On 08.01.25 17:13, Thomas Weißschuh wrote:
On Wed, Jan 08, 2025 at 02:36:57PM +0100, David Hildenbrand wrote:
On 08.01.25 09:05, Thomas Weißschuh wrote:
On Wed, Jan 08, 2025 at 11:46:19AM +0530, Dev Jain wrote:
On 07/01/25 8:44 pm, Thomas Weißschuh wrote:
If not enough physical memory is available the kernel may fail mmap(); see __vm_enough_memory() and vm_commit_limit(). In that case the logic in validate_complete_va_space() does not make sense and will even incorrectly fail. Instead skip the test if no mmap() succeeded.
Fixes: 010409649885 ("selftests/mm: confirm VA exhaustion without reliance on correctness of mmap()") Cc: stable@vger.kernel.org
CC stable on tests is ... odd.
I thought it was fairly common, but it isn't. Will drop it.
As it's not really a "kernel BUG", it's rather uncommon.
Note that with MAP_NORESRVE, most setups we care about will allow mapping as much as you want, but on access OOM will fire.
Thanks for the hint.
So one could require that /proc/sys/vm/overcommit_memory is setup properly and use MAP_NORESRVE.
Isn't the check for lchunks == 0 essentially exactly this?
I assume paired with MAP_NORESERVE?
Maybe, but it could be better to have something that says "if overcommit_memory is not setup properly I will SKIP this test", but otherwise I expect this to work and will FAIL if it doesn't".
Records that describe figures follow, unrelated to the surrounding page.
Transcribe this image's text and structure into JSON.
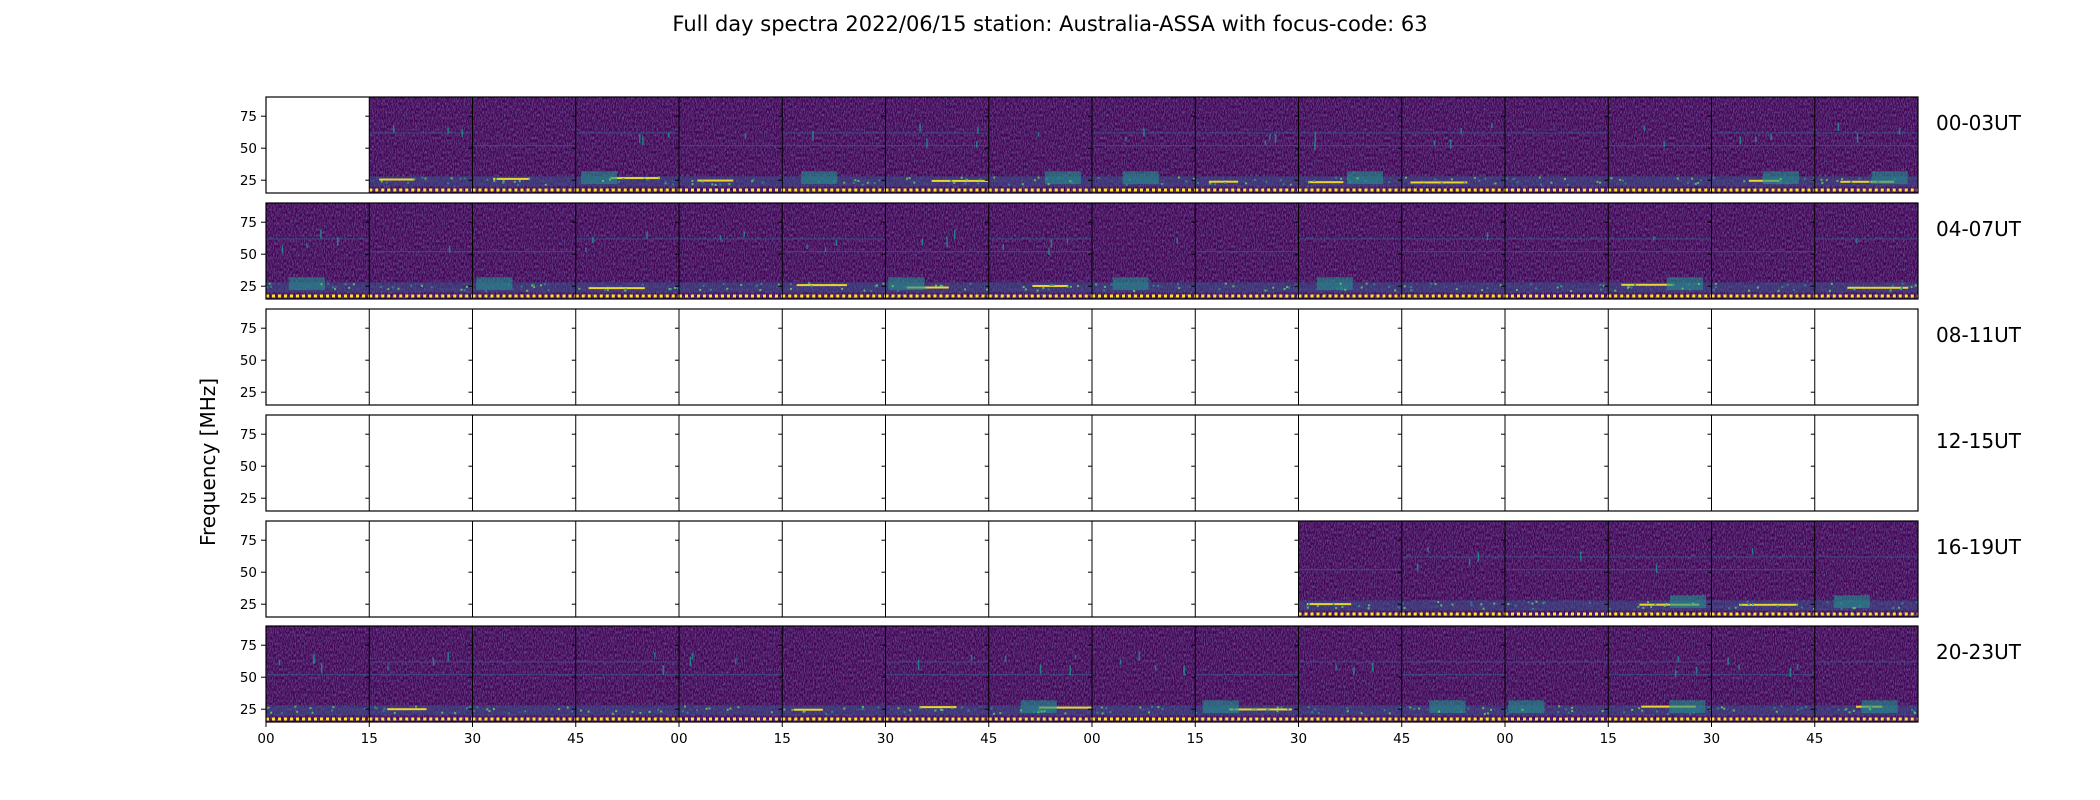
{
  "chart_data": {
    "type": "heatmap",
    "title": "Full day spectra 2022/06/15 station: Australia-ASSA with focus-code: 63",
    "ylabel": "Frequency [MHz]",
    "xlabel": "",
    "y_ticks": [
      25,
      50,
      75
    ],
    "ylim": [
      15,
      90
    ],
    "x_tick_labels": [
      "00",
      "15",
      "30",
      "45",
      "00",
      "15",
      "30",
      "45",
      "00",
      "15",
      "30",
      "45",
      "00",
      "15",
      "30",
      "45"
    ],
    "panels_per_row": 16,
    "colormap": "viridis",
    "row_labels": [
      "00-03UT",
      "04-07UT",
      "08-11UT",
      "12-15UT",
      "16-19UT",
      "20-23UT"
    ],
    "rows": [
      {
        "label": "00-03UT",
        "has_data": [
          0,
          1,
          1,
          1,
          1,
          1,
          1,
          1,
          1,
          1,
          1,
          1,
          1,
          1,
          1,
          1
        ]
      },
      {
        "label": "04-07UT",
        "has_data": [
          1,
          1,
          1,
          1,
          1,
          1,
          1,
          1,
          1,
          1,
          1,
          1,
          1,
          1,
          1,
          1
        ]
      },
      {
        "label": "08-11UT",
        "has_data": [
          0,
          0,
          0,
          0,
          0,
          0,
          0,
          0,
          0,
          0,
          0,
          0,
          0,
          0,
          0,
          0
        ]
      },
      {
        "label": "12-15UT",
        "has_data": [
          0,
          0,
          0,
          0,
          0,
          0,
          0,
          0,
          0,
          0,
          0,
          0,
          0,
          0,
          0,
          0
        ]
      },
      {
        "label": "16-19UT",
        "has_data": [
          0,
          0,
          0,
          0,
          0,
          0,
          0,
          0,
          0,
          0,
          1,
          1,
          1,
          1,
          1,
          1
        ]
      },
      {
        "label": "20-23UT",
        "has_data": [
          1,
          1,
          1,
          1,
          1,
          1,
          1,
          1,
          1,
          1,
          1,
          1,
          1,
          1,
          1,
          1
        ]
      }
    ],
    "colors": {
      "background": "#440154",
      "mid": "#3b528b",
      "teal": "#21918c",
      "green": "#5ec962",
      "yellow": "#fde725"
    }
  }
}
Or would you expect to run into lchunks == 0 even if overcommit_memory is setup properly and MAP_NORESERVE is used? (very very low memory that we cannot even create all the VMAs?)
Reading from anonymous memory will populate the shared zeropage. To mitigate OOM from "too many page tables", one could simply unmap the pieces as they are verified (or MAP_FIXED over them, to free page tables).
The code has to figure out if a verified region was created by mmap(), otherwise an munmap() could crash the process. As the entries from /proc/self/maps may have been merged and (I assume)
Yes, and partial unmap (in chunk granularity?) would split them again.
the ordering of mappings is not guaranteed, some bespoke logic to establish the link will be needed.
My thinking was that you simply process one /proc/self/maps entry in some chunks. After processing a chunk, you munmap() it.
So you would process + munmap in chunks.
Is it fine to rely on CONFIG_ANON_VMA_NAME? That would make it much easier to implement.
Can you elaborate how you would do it?
Using MAP_NORESERVE and eager munmap()s, the testcase works nicely even in very low physical memory conditions.
Cool.